Sen. Tom Cotton suggested Sunday that he’ll accept President Obama’s explanation that the roughly $400 million in cash to Iran amid the country holding several Americans captive was part of a decades-old settlement, but said the move sends a “dangerous” message to terrorists and others around the world.

“He said this payment was not a ransom,” the Arkansas Republican and major critic of Obama’s recent Iran nuclear deal, said on “Fox News Sunday.”

“It doesn't really matter though what President Obama says. It matters what the Iranians think and it matters what dictators and terrorists and gangsters all around the world think. And they clearly think that this was a ransom payment … That's why it's so dangerous.”

Cotton also accused administration officials of stonewalling Congress and the American public about the specifics of the deal and the cash delivery roughly six months ago, continuing his criticism last week of the settlement.

“We didn't know the cash payment, for instance,” Cotton said. “We didn't know that it was paid for with bills that could be easily laundered or used for terrorism or support for Iran's allies throughout the region. And we didn't know that the Department of Justice opposed it. … There are still a lot of questions left to be answered. And the Obama administration continues to stonewall on this.”

The first-term senator also used a litany of strong words to describe the money delivery, in Euro notes, and how the administration behaved, including acting like a “third world gun runner” and a “drug cartel to the world’s most dangerous terror state.”

News reports surfaces Tuesday about of the money being flown to Tehran in an unmarked aircraft -- on pallets and wrapped in cellophane. Within hours, the administration said the delivery and the release of the hostages were unrelated.

And Obama said Thursday at the Pentagon: “We announced these payments … many months ago. They were not a secret. It was not a nefarious deal. … We do not pay ransom for hostages."

The administration had announced in January that the U.S. government would give roughly $1.7 billion to Iran and release frozen Iranian assets in connection with a failed, 1970’s-era arms deal, instead of potentially paying more through arbitration.

On Sunday, Democratic vice presidential nominee Sen.
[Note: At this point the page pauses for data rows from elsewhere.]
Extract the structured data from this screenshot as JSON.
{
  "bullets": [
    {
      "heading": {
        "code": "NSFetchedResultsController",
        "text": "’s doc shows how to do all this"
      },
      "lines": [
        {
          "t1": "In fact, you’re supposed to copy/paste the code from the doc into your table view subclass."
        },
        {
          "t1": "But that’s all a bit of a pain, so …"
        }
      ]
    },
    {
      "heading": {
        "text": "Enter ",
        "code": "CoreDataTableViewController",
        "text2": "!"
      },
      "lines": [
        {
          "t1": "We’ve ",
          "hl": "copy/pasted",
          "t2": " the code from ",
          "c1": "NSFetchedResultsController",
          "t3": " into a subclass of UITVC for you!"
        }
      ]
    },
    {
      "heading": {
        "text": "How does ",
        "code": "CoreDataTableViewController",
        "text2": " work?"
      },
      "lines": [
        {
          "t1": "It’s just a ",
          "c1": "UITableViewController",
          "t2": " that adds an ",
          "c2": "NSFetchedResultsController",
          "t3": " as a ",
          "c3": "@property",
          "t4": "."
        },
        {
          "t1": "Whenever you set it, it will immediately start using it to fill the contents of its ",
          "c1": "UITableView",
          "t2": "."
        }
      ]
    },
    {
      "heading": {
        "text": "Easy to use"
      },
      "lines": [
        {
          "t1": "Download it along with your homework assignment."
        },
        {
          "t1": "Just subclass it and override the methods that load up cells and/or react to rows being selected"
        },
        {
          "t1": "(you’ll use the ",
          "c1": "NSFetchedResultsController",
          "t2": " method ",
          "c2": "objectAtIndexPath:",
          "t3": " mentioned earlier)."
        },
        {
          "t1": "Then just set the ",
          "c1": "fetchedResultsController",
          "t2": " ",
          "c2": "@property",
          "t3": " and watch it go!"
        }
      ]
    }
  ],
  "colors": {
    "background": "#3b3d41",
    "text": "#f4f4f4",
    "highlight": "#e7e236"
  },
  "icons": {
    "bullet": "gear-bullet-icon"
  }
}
Tim Kaine tried to end the controversy, arguing in part that the only new news was Republican presidential nominee Donald Trump thinking there was a video of the cash delivery.

“There's just no 'there' there,” Kaine, of Virginia, said on NBC’s “Meet the Press,” also insisting that the timing of the delivery and hostage release did not look like the paying of ransom.

“Nope,” he said. “We don't pay for hostages. We don't negotiate for hostages.”